In a class I'm teaching the students are using Julia and I couldn't for the
life of me figure out why one of my students codes was allocating a lot of
memory.
I finally paired it down the following example that I don't understand:
function version1(N)
b = [1;zeros(N-1)]
println(typeof(b))
for k = 1:N
for j = 1:N
b[j] += k
end
end
end
function version2(N)
b = zeros(N)
b[1] = 1
println(typeof(b))
for k = 1:N
for j = 1:N
b[j] += k
end
end
end
N = 1000
println("compiling..")
@time version1(N)
version2(N)
println()
println()
println("Version 1")
@time version1(N)
println()
println("Version 2")
@time version2(N)
The output of this (without the compiling output) in v0.4.5 is:
Version 1
Array{Float64,1}
0.092473 seconds (3.47 M allocations: 52.920 MB, 3.24% gc time)
Version 2
Array{Float64,1}
0.001195 seconds (27 allocations: 8.828 KB)
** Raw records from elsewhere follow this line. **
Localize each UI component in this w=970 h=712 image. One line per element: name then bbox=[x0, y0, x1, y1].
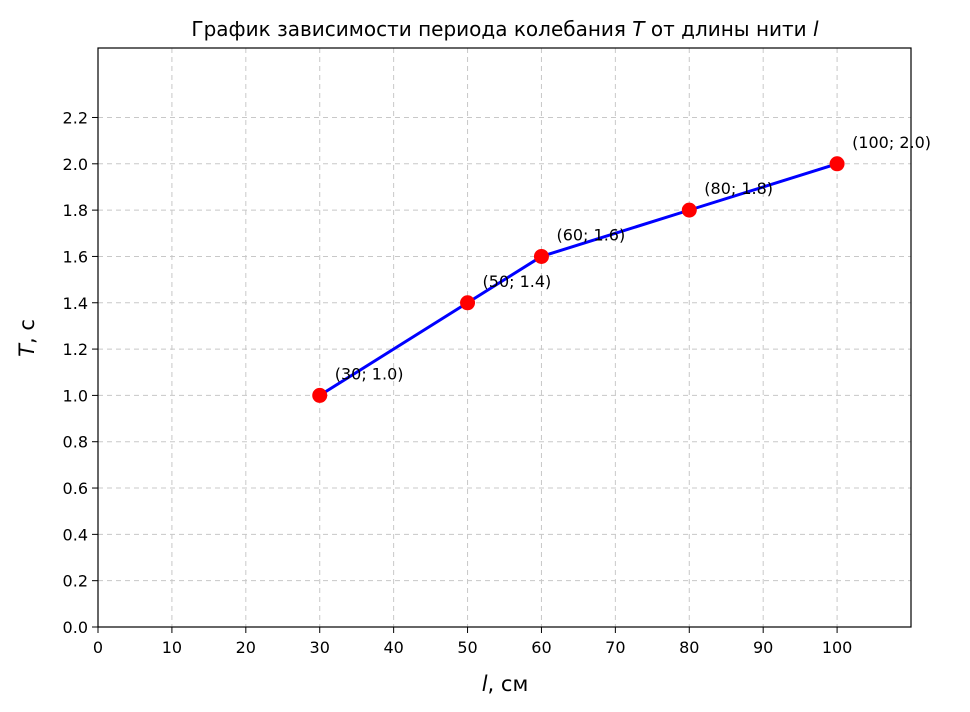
y-axis-label: T, с bbox=[15, 319, 39, 357]
data-point bbox=[312, 387, 328, 403]
data-point bbox=[460, 295, 476, 311]
series-line bbox=[318, 162, 838, 397]
annotations: (30; 1.0) (50; 1.4) (60; 1.6) (80; 1.8) (100… bbox=[335, 133, 931, 384]
x-tick-label: 10 bbox=[162, 638, 182, 657]
grid bbox=[97, 48, 911, 628]
y-tick-label: 1.0 bbox=[63, 386, 88, 405]
data-label: (80; 1.8) bbox=[704, 179, 773, 198]
y-tick-label: 0.2 bbox=[63, 572, 88, 591]
x-tick-label: 20 bbox=[236, 638, 256, 657]
data-label: (30; 1.0) bbox=[335, 364, 404, 383]
y-tick-label: 0.8 bbox=[63, 433, 88, 452]
y-tick-label: 1.6 bbox=[63, 247, 88, 266]
data-label: (100; 2.0) bbox=[852, 133, 931, 152]
x-tick-label: 80 bbox=[679, 638, 699, 657]
data-label: (60; 1.6) bbox=[556, 225, 625, 244]
y-tick-label: 0.0 bbox=[63, 618, 88, 637]
x-axis-label: l, см bbox=[482, 672, 529, 696]
data-label: (50; 1.4) bbox=[483, 272, 552, 291]
plot-frame bbox=[97, 47, 912, 628]
y-tick-label: 1.4 bbox=[63, 294, 88, 313]
x-tick-label: 50 bbox=[457, 638, 477, 657]
y-tick-label: 0.6 bbox=[63, 479, 88, 498]
y-tick-label: 1.8 bbox=[63, 201, 88, 220]
x-tick-label: 60 bbox=[531, 638, 551, 657]
x-axis-ticks: 0 10 20 30 40 50 60 70 80 90 100 bbox=[93, 627, 852, 657]
x-tick-label: 0 bbox=[93, 638, 103, 657]
chart-title: График зависимости периода колебания T о… bbox=[191, 17, 819, 41]
data-point bbox=[829, 156, 845, 172]
y-tick-label: 0.4 bbox=[63, 525, 88, 544]
data-point bbox=[533, 248, 549, 264]
x-tick-label: 30 bbox=[310, 638, 330, 657]
series-layer bbox=[312, 156, 845, 403]
x-tick-label: 100 bbox=[822, 638, 853, 657]
x-tick-label: 90 bbox=[753, 638, 773, 657]
y-tick-label: 1.2 bbox=[63, 340, 88, 359]
y-tick-label: 2.2 bbox=[63, 108, 88, 127]
y-tick-label: 2.0 bbox=[63, 155, 88, 174]
x-tick-label: 40 bbox=[383, 638, 403, 657]
data-point bbox=[681, 202, 697, 218]
x-tick-label: 70 bbox=[605, 638, 625, 657]
y-axis-ticks: 0.0 0.2 0.4 0.6 0.8 1.0 1.2 1.4 1.6 1.8 2.0 2.2 bbox=[63, 108, 98, 637]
Both version produce the same type for Array b, but in version1 every time
through the loop allocation happens and in the version2 the only allocation
is of the initial array.
I've not run into this one before (because I would never do version1), but
as all of us that teach know students will always surprise you with their
approaches.
Any help understanding what's going on would be appreciated.